Die Bedeutung dieses Protokolls besteht darin, dass es eine etikettenfreie Bildgebungstechnik einführt, die in der Lage ist, kontrastreiche Bilder mit hohen Bildraten zu erfassen, die einfacher und billiger ist als andere Techniken wie DIC und Dark Field. Der Hauptvorteil dieser Technik ist, dass sie einfach zu implementieren ist und einfach zu bedienen ist. Es ist kostengünstig und kann leicht mit Fluoreszenzmikroskopen kombiniert werden.

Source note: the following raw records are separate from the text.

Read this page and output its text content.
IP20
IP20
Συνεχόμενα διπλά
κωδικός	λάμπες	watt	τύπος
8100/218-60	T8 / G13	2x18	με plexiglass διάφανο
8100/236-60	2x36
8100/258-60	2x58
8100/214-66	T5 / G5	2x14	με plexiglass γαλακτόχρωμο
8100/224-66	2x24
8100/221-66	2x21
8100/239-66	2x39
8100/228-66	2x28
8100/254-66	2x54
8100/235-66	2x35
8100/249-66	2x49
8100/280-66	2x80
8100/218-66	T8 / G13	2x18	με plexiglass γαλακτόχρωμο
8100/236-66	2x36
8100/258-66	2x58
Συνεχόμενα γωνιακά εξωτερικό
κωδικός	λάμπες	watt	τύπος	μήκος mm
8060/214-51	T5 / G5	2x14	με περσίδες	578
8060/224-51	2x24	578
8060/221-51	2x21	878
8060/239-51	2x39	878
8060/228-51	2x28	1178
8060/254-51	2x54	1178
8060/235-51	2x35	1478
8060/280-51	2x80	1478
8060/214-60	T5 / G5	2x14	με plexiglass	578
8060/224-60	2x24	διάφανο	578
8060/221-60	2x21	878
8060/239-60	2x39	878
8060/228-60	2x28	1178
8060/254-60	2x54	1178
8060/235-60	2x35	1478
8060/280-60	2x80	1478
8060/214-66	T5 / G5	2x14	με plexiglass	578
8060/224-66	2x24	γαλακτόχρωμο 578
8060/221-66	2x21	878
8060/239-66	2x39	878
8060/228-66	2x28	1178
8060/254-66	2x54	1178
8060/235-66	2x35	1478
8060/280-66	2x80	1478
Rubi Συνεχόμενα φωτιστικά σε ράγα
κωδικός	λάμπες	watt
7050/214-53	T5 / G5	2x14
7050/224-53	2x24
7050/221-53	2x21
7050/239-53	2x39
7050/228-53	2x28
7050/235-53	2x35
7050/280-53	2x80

Die Methode wurde zur Visualisierung einzelner Mikrotubuli entwickelt. Es hat das Potenzial, für die Visualisierung großer Proteinkomplexe und Nanopartikel verwendet zu werden. Die Hauptschwierigkeit ist die Aktivierungsenergie, die benötigt wird, um mit dem Filterwürfel zu basteln, um den halbsilbernen Spiegel hinzuzufügen.
Mein Rat an jemanden, der die Technik zum ersten Mal versucht, ist es einfach zu tun. Legen Sie zunächst einen 50/50-Spiegel mit einem geeigneten Filterwürfel in das Filterrad eines Fluoreszenzmikroskops ein. Behandeln Sie den Spiegel mit Sorgfalt, wie oft haben sie eine Anti-Reflexions-Codierung.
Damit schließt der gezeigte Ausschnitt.